Friday, January 24, 2014

Book Review: Blender Cycles: Lighting and Rendering Cookbook by Bernardo Iraci




Reading this book I came to realize how Blender can produce images with photorealism accuracy.  Bernardo Iraci's recipes are float point precision from RGB colors, Index of Refraction to factoring levels in mixing nodes.  Photographic terms: depth of field, bokeh effect and exposure levels are used.  The author begins by discussing GPU vs. CPU and video cards.  He introduces the reader to the three point light system using emitting planes and gives those lighted mesh subtle hues.  I like the way he lights the environment.  An hdr image is loaded in the environment texture which adds reflection. He uses sun position along with an IBL plug in and chooses Latitude, Longitude and Time settings for the outdoor landscape.  Grass is made with the particle system which is ready for animation.  He guides the reader for changing the scenes.  The interior scene with plant, lamp, chair bathed in sunlight becomes night.  IES, a plug in used by professionals, saves on polygon count.  Throughout the book the author maintains focus on the lighting,  IOR, rendering time, nodes while he develops textures for a glass full of water,  a glass of wine, bottle of wine, grapes,  a car with realistic reflections, toys inside a space ship, and a model of a young lady by the sea.

Thursday, January 23, 2014

From Pinterest to Upcycling

Whenever I pour over my Pinterest boards I think about the projects I've seen and what I would I want to make. Upcycling or if you prefer recycling is an art form.   I would like to make a stain glass embedded wall as seen on my Pinterest boards of earthag homes, cob, earthship using empty bottles.  I am not a vegetarian, but I would like to make millet milk and cookies, because in same process you get both.  Strain the grain/nut milk and bake the paste with a little bit of sugar.  The 30 day drawing challenge could be used to make character and environment art which could become game assets.
What have I tried?
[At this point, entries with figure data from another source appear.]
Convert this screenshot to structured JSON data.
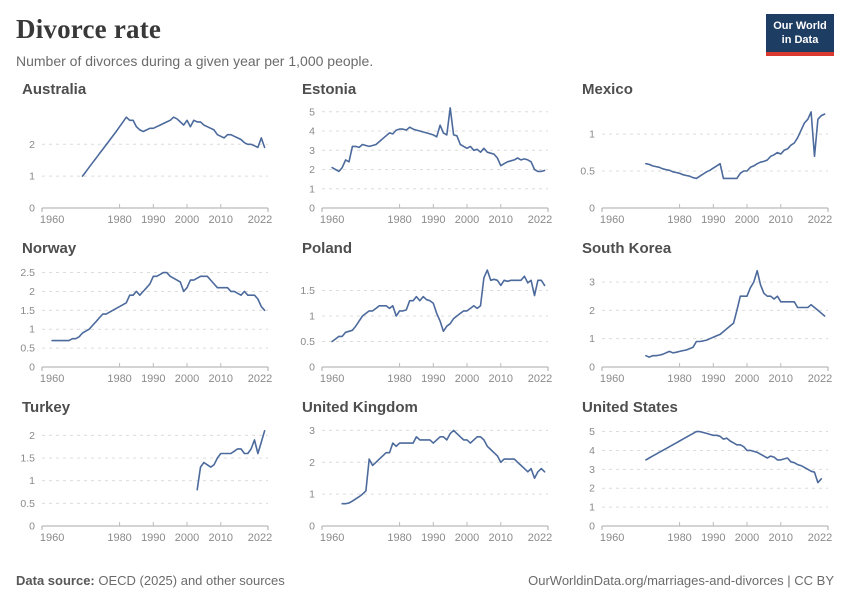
{
  "header": {
    "title": "Divorce rate",
    "subtitle": "Number of divorces during a given year per 1,000 people.",
    "logo_line1": "Our World",
    "logo_line2": "in Data"
  },
  "footer": {
    "source_label": "Data source:",
    "source_text": " OECD (2025) and other sources",
    "link_text": "OurWorldinData.org/marriages-and-divorces",
    "license_text": "| CC BY"
  },
  "colors": {
    "line": "#4c6a9c",
    "grid": "#dcdcdc",
    "axis": "#a8a8a8",
    "tick": "#bbbbbb",
    "tick_label": "#8a8a8a",
    "logo_bg": "#1d3d63",
    "logo_red": "#d93a2d"
  },
  "chart_defaults": {
    "xlim": [
      1957,
      2024
    ],
    "xticks": [
      1960,
      1980,
      1990,
      2000,
      2010,
      2022
    ],
    "grid": "horizontal-dashed",
    "legend": "none"
  },
  "chart_data": [
    {
      "type": "line",
      "title": "Australia",
      "start_year": 1969,
      "end_year": 2023,
      "ylim": [
        0,
        3.2
      ],
      "yticks": [
        0,
        1,
        2
      ],
      "values": [
        1.0,
        1.14,
        1.28,
        1.42,
        1.56,
        1.7,
        1.84,
        1.98,
        2.12,
        2.26,
        2.4,
        2.55,
        2.7,
        2.85,
        2.75,
        2.75,
        2.55,
        2.45,
        2.4,
        2.45,
        2.5,
        2.5,
        2.55,
        2.6,
        2.65,
        2.7,
        2.75,
        2.85,
        2.8,
        2.7,
        2.6,
        2.75,
        2.55,
        2.75,
        2.7,
        2.7,
        2.6,
        2.55,
        2.5,
        2.45,
        2.3,
        2.25,
        2.2,
        2.3,
        2.3,
        2.25,
        2.2,
        2.15,
        2.05,
        2.0,
        2.0,
        1.95,
        1.9,
        2.2,
        1.9
      ]
    },
    {
      "type": "line",
      "title": "Estonia",
      "start_year": 1960,
      "end_year": 2023,
      "ylim": [
        0,
        5.3
      ],
      "yticks": [
        0,
        1,
        2,
        3,
        4,
        5
      ],
      "values": [
        2.1,
        2.0,
        1.9,
        2.1,
        2.5,
        2.4,
        3.2,
        3.2,
        3.15,
        3.3,
        3.25,
        3.2,
        3.25,
        3.3,
        3.45,
        3.6,
        3.75,
        3.9,
        3.85,
        4.05,
        4.1,
        4.1,
        4.05,
        4.2,
        4.1,
        4.05,
        4.0,
        3.95,
        3.9,
        3.85,
        3.8,
        3.7,
        4.3,
        3.9,
        3.8,
        5.2,
        3.8,
        3.75,
        3.3,
        3.2,
        3.1,
        3.2,
        3.0,
        3.05,
        2.9,
        3.1,
        2.9,
        2.85,
        2.8,
        2.6,
        2.2,
        2.3,
        2.4,
        2.45,
        2.5,
        2.6,
        2.5,
        2.55,
        2.5,
        2.4,
        2.0,
        1.9,
        1.9,
        1.95
      ]
    },
    {
      "type": "line",
      "title": "Mexico",
      "start_year": 1970,
      "end_year": 2023,
      "ylim": [
        0,
        1.38
      ],
      "yticks": [
        0,
        0.5,
        1
      ],
      "values": [
        0.6,
        0.59,
        0.57,
        0.56,
        0.55,
        0.53,
        0.52,
        0.51,
        0.49,
        0.48,
        0.47,
        0.45,
        0.44,
        0.43,
        0.41,
        0.4,
        0.43,
        0.46,
        0.49,
        0.51,
        0.54,
        0.57,
        0.6,
        0.4,
        0.4,
        0.4,
        0.4,
        0.4,
        0.47,
        0.5,
        0.5,
        0.55,
        0.57,
        0.6,
        0.62,
        0.63,
        0.65,
        0.7,
        0.72,
        0.75,
        0.73,
        0.78,
        0.8,
        0.85,
        0.88,
        0.95,
        1.05,
        1.15,
        1.2,
        1.3,
        0.7,
        1.2,
        1.25,
        1.27
      ]
    },
    {
      "type": "line",
      "title": "Norway",
      "start_year": 1960,
      "end_year": 2023,
      "ylim": [
        0,
        2.7
      ],
      "yticks": [
        0,
        0.5,
        1,
        1.5,
        2,
        2.5
      ],
      "values": [
        0.7,
        0.7,
        0.7,
        0.7,
        0.7,
        0.7,
        0.75,
        0.75,
        0.8,
        0.9,
        0.95,
        1.0,
        1.1,
        1.2,
        1.3,
        1.4,
        1.4,
        1.45,
        1.5,
        1.55,
        1.6,
        1.65,
        1.7,
        1.9,
        1.9,
        2.0,
        1.9,
        2.0,
        2.1,
        2.2,
        2.4,
        2.4,
        2.45,
        2.5,
        2.5,
        2.4,
        2.35,
        2.3,
        2.25,
        2.0,
        2.1,
        2.3,
        2.3,
        2.35,
        2.4,
        2.4,
        2.4,
        2.3,
        2.2,
        2.1,
        2.1,
        2.1,
        2.1,
        2.0,
        2.0,
        1.95,
        1.9,
        2.0,
        1.9,
        1.9,
        1.9,
        1.8,
        1.6,
        1.5
      ]
    },
    {
      "type": "line",
      "title": "Poland",
      "start_year": 1960,
      "end_year": 2023,
      "ylim": [
        0,
        2.0
      ],
      "yticks": [
        0,
        0.5,
        1,
        1.5
      ],
      "values": [
        0.5,
        0.55,
        0.6,
        0.6,
        0.68,
        0.7,
        0.72,
        0.8,
        0.9,
        1.0,
        1.05,
        1.1,
        1.1,
        1.15,
        1.2,
        1.2,
        1.2,
        1.15,
        1.2,
        1.0,
        1.1,
        1.1,
        1.12,
        1.3,
        1.3,
        1.38,
        1.3,
        1.38,
        1.32,
        1.3,
        1.25,
        1.05,
        0.9,
        0.7,
        0.8,
        0.85,
        0.95,
        1.0,
        1.05,
        1.1,
        1.1,
        1.15,
        1.2,
        1.15,
        1.2,
        1.75,
        1.9,
        1.7,
        1.72,
        1.7,
        1.6,
        1.7,
        1.68,
        1.7,
        1.7,
        1.7,
        1.7,
        1.78,
        1.65,
        1.7,
        1.4,
        1.7,
        1.7,
        1.6
      ]
    },
    {
      "type": "line",
      "title": "South Korea",
      "start_year": 1970,
      "end_year": 2023,
      "ylim": [
        0,
        3.6
      ],
      "yticks": [
        0,
        1,
        2,
        3
      ],
      "values": [
        0.4,
        0.35,
        0.4,
        0.4,
        0.42,
        0.45,
        0.5,
        0.55,
        0.5,
        0.52,
        0.55,
        0.58,
        0.6,
        0.65,
        0.7,
        0.9,
        0.9,
        0.92,
        0.95,
        1.0,
        1.05,
        1.1,
        1.15,
        1.25,
        1.35,
        1.45,
        1.55,
        2.0,
        2.5,
        2.5,
        2.5,
        2.8,
        3.0,
        3.4,
        2.9,
        2.6,
        2.5,
        2.5,
        2.4,
        2.5,
        2.3,
        2.3,
        2.3,
        2.3,
        2.3,
        2.1,
        2.1,
        2.1,
        2.1,
        2.2,
        2.1,
        2.0,
        1.9,
        1.8
      ]
    },
    {
      "type": "line",
      "title": "Turkey",
      "start_year": 2003,
      "end_year": 2023,
      "ylim": [
        0,
        2.25
      ],
      "yticks": [
        0,
        0.5,
        1,
        1.5,
        2
      ],
      "values": [
        0.8,
        1.3,
        1.4,
        1.35,
        1.3,
        1.35,
        1.5,
        1.6,
        1.6,
        1.6,
        1.6,
        1.65,
        1.7,
        1.7,
        1.6,
        1.6,
        1.7,
        1.9,
        1.6,
        1.85,
        2.1
      ]
    },
    {
      "type": "line",
      "title": "United Kingdom",
      "start_year": 1963,
      "end_year": 2023,
      "ylim": [
        0,
        3.2
      ],
      "yticks": [
        0,
        1,
        2,
        3
      ],
      "values": [
        0.7,
        0.7,
        0.72,
        0.78,
        0.85,
        0.92,
        1.0,
        1.1,
        2.1,
        1.9,
        2.0,
        2.1,
        2.2,
        2.3,
        2.3,
        2.6,
        2.5,
        2.6,
        2.6,
        2.6,
        2.6,
        2.6,
        2.8,
        2.7,
        2.7,
        2.7,
        2.7,
        2.6,
        2.7,
        2.8,
        2.8,
        2.7,
        2.9,
        3.0,
        2.9,
        2.8,
        2.7,
        2.7,
        2.6,
        2.7,
        2.8,
        2.8,
        2.7,
        2.5,
        2.4,
        2.3,
        2.2,
        2.0,
        2.1,
        2.1,
        2.1,
        2.1,
        2.0,
        1.9,
        1.8,
        1.7,
        1.8,
        1.5,
        1.7,
        1.8,
        1.7
      ]
    },
    {
      "type": "line",
      "title": "United States",
      "start_year": 1970,
      "end_year": 2022,
      "ylim": [
        0,
        5.4
      ],
      "yticks": [
        0,
        1,
        2,
        3,
        4,
        5
      ],
      "values": [
        3.5,
        3.6,
        3.7,
        3.8,
        3.9,
        4.0,
        4.1,
        4.2,
        4.3,
        4.4,
        4.5,
        4.6,
        4.7,
        4.8,
        4.9,
        5.0,
        5.0,
        4.95,
        4.9,
        4.85,
        4.8,
        4.8,
        4.75,
        4.6,
        4.65,
        4.5,
        4.4,
        4.3,
        4.3,
        4.2,
        4.0,
        4.0,
        3.95,
        3.9,
        3.8,
        3.7,
        3.6,
        3.7,
        3.65,
        3.5,
        3.5,
        3.55,
        3.6,
        3.4,
        3.35,
        3.25,
        3.2,
        3.1,
        3.0,
        2.9,
        2.85,
        2.3,
        2.5
      ]
    }
  ]
}
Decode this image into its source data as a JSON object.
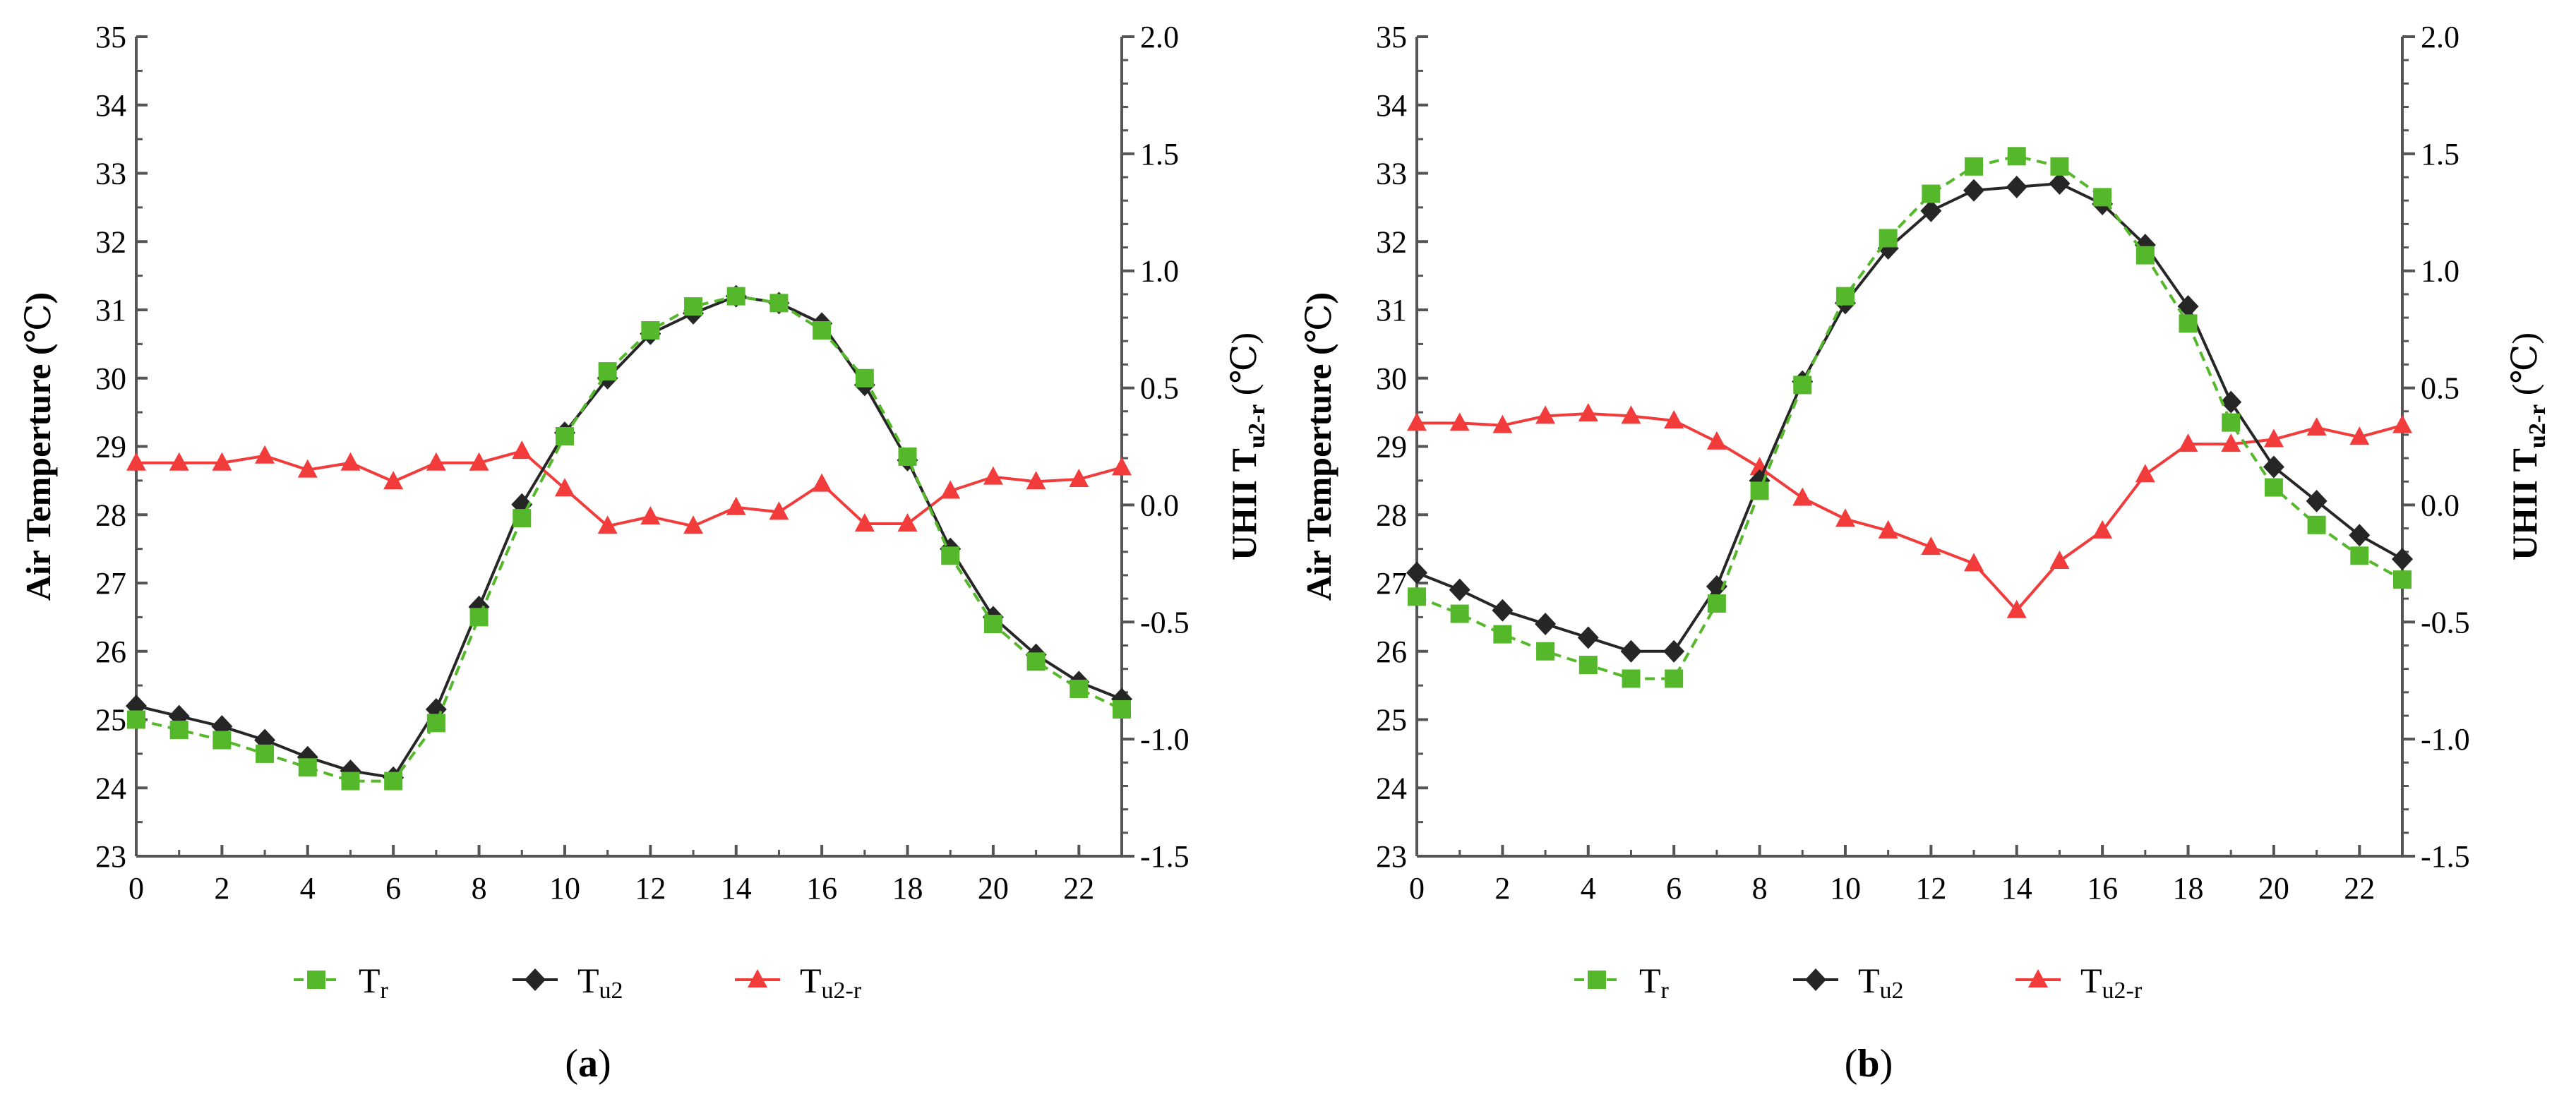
{
  "chart_data": [
    {
      "type": "line",
      "panel_label": "a",
      "x": [
        0,
        1,
        2,
        3,
        4,
        5,
        6,
        7,
        8,
        9,
        10,
        11,
        12,
        13,
        14,
        15,
        16,
        17,
        18,
        19,
        20,
        21,
        22,
        23
      ],
      "xticks": [
        0,
        2,
        4,
        6,
        8,
        10,
        12,
        14,
        16,
        18,
        20,
        22
      ],
      "xlim": [
        0,
        23
      ],
      "ylim": [
        23,
        35
      ],
      "yticks": [
        23,
        24,
        25,
        26,
        27,
        28,
        29,
        30,
        31,
        32,
        33,
        34,
        35
      ],
      "y2lim": [
        -1.5,
        2.0
      ],
      "y2ticks": [
        "-1.5",
        "-1.0",
        "-0.5",
        "0.0",
        "0.5",
        "1.0",
        "1.5",
        "2.0"
      ],
      "ylabel": {
        "main": "Air Temperture (",
        "unit": "℃",
        "tail": ")"
      },
      "y2label": {
        "main": "UHII T",
        "sub": "u2-r",
        "unit": " (℃)"
      },
      "grid": false,
      "legend_position": "bottom",
      "series": [
        {
          "name": "T",
          "sub": "r",
          "axis": "left",
          "color": "#55b82a",
          "marker": "square",
          "dash": true,
          "values": [
            25.0,
            24.85,
            24.7,
            24.5,
            24.3,
            24.1,
            24.1,
            24.95,
            26.5,
            27.95,
            29.15,
            30.1,
            30.7,
            31.05,
            31.2,
            31.1,
            30.7,
            30.0,
            28.85,
            27.4,
            26.4,
            25.85,
            25.45,
            25.15
          ]
        },
        {
          "name": "T",
          "sub": "u2",
          "axis": "left",
          "color": "#262626",
          "marker": "diamond",
          "dash": false,
          "values": [
            25.2,
            25.05,
            24.9,
            24.7,
            24.45,
            24.25,
            24.15,
            25.15,
            26.65,
            28.15,
            29.2,
            30.0,
            30.65,
            30.95,
            31.2,
            31.1,
            30.8,
            29.9,
            28.8,
            27.5,
            26.5,
            25.95,
            25.55,
            25.3
          ]
        },
        {
          "name": "T",
          "sub": "u2-r",
          "axis": "right",
          "color": "#f23b3b",
          "marker": "triangle",
          "dash": false,
          "values": [
            0.18,
            0.18,
            0.18,
            0.21,
            0.15,
            0.18,
            0.1,
            0.18,
            0.18,
            0.23,
            0.07,
            -0.09,
            -0.05,
            -0.09,
            -0.01,
            -0.03,
            0.09,
            -0.08,
            -0.08,
            0.06,
            0.12,
            0.1,
            0.11,
            0.16
          ]
        }
      ]
    },
    {
      "type": "line",
      "panel_label": "b",
      "x": [
        0,
        1,
        2,
        3,
        4,
        5,
        6,
        7,
        8,
        9,
        10,
        11,
        12,
        13,
        14,
        15,
        16,
        17,
        18,
        19,
        20,
        21,
        22,
        23
      ],
      "xticks": [
        0,
        2,
        4,
        6,
        8,
        10,
        12,
        14,
        16,
        18,
        20,
        22
      ],
      "xlim": [
        0,
        23
      ],
      "ylim": [
        23,
        35
      ],
      "yticks": [
        23,
        24,
        25,
        26,
        27,
        28,
        29,
        30,
        31,
        32,
        33,
        34,
        35
      ],
      "y2lim": [
        -1.5,
        2.0
      ],
      "y2ticks": [
        "-1.5",
        "-1.0",
        "-0.5",
        "0.0",
        "0.5",
        "1.0",
        "1.5",
        "2.0"
      ],
      "ylabel": {
        "main": "Air Temperture (",
        "unit": "℃",
        "tail": ")"
      },
      "y2label": {
        "main": "UHII T",
        "sub": "u2-r",
        "unit": " (℃)"
      },
      "grid": false,
      "legend_position": "bottom",
      "series": [
        {
          "name": "T",
          "sub": "r",
          "axis": "left",
          "color": "#55b82a",
          "marker": "square",
          "dash": true,
          "values": [
            26.8,
            26.55,
            26.25,
            26.0,
            25.8,
            25.6,
            25.6,
            26.7,
            28.35,
            29.9,
            31.2,
            32.05,
            32.7,
            33.1,
            33.25,
            33.1,
            32.65,
            31.8,
            30.8,
            29.35,
            28.4,
            27.85,
            27.4,
            27.05
          ]
        },
        {
          "name": "T",
          "sub": "u2",
          "axis": "right_unused",
          "axis_note": "",
          "color": "#262626",
          "marker": "diamond",
          "dash": false,
          "values": [
            27.15,
            26.9,
            26.6,
            26.4,
            26.2,
            26.0,
            26.0,
            26.95,
            28.5,
            29.95,
            31.1,
            31.9,
            32.45,
            32.75,
            32.8,
            32.85,
            32.55,
            31.95,
            31.05,
            29.65,
            28.7,
            28.2,
            27.7,
            27.35
          ]
        },
        {
          "name": "T",
          "sub": "u2-r",
          "axis": "right",
          "color": "#f23b3b",
          "marker": "triangle",
          "dash": false,
          "values": [
            0.35,
            0.35,
            0.34,
            0.38,
            0.39,
            0.38,
            0.36,
            0.27,
            0.16,
            0.03,
            -0.06,
            -0.11,
            -0.18,
            -0.25,
            -0.45,
            -0.24,
            -0.11,
            0.13,
            0.26,
            0.26,
            0.28,
            0.33,
            0.29,
            0.34
          ]
        }
      ]
    }
  ]
}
Well, I took my broken rake into the kitchen and mounted on the wall so that it now holds salad tongs, tea strainer, wooden spoon, measuring cups.  I also turned an empty Chantilly box into a shelf.  The shelf carries my favorite collection of nail polish.  I cut the plastic cover and hot glued it.  I cut washers from the plastic and hung it on the wall with small brass screws.  Voila!





Sunday, January 12, 2014

Book Review : Blender Cycles: Materials & Textures Cookbook written by Enrico Valenza in 2013

Blender Cycles: Materials & Textures Cookbook written by
Enrico Valenza in 2013.
What I like about this book are the features "How to do it" and "How it works" which follows each project describing why he chose the methods and why it works.

Chapter One is a gentle introduction taking the reader through a step by step process with color photos.  The author explains how increasing the sampling rate reduces the fireflies in a 3D image.  He shows how mesh lights produce a soft diffuse light.  He uses an hdr image to produce light effects on the subject while giving the reader the option to make the hdr image disappear while keeping the effect which seems like magic.

Chapter two the author shows how to organize in order to save time when beginning a new texture as well as providing the reader a way to modify just one file instead of a series of files.  It begins with a spheroid on a plane.

The rest of the book involves precise recipes using nodes, different textures like the Voroni texture which has a high degree of realism in its crunchy looking texture.  Other texture from the Blender cycles render include fresnel, dislacement, Musgrave and noise to achieve a variety of texture projects ice, running water, sand, metal, bronze, stone, polystyrene, bakelite, glass, sponge, rubber, wood, cloth, tree bark, tree leaves,  ocean, spaceship hull and Earth.

My favorite projects come from chapter five ocean surface and under water environment.  The author constructs the ocean surface using three node groups: one for the basic ocean plane,  another for reflections holds fresnel, reflective and IOR values while a third node holds foam location values.  For the underwater environment the author begins with a cube rescaled twenty one times.  He uses a subdivision modifier, ocean modifier geometry displacements.  For both ocean projects he uses the linear extrapolation to make the ocean animation constant.  Why did he use a cube for the underwater project is for the quality of lighting.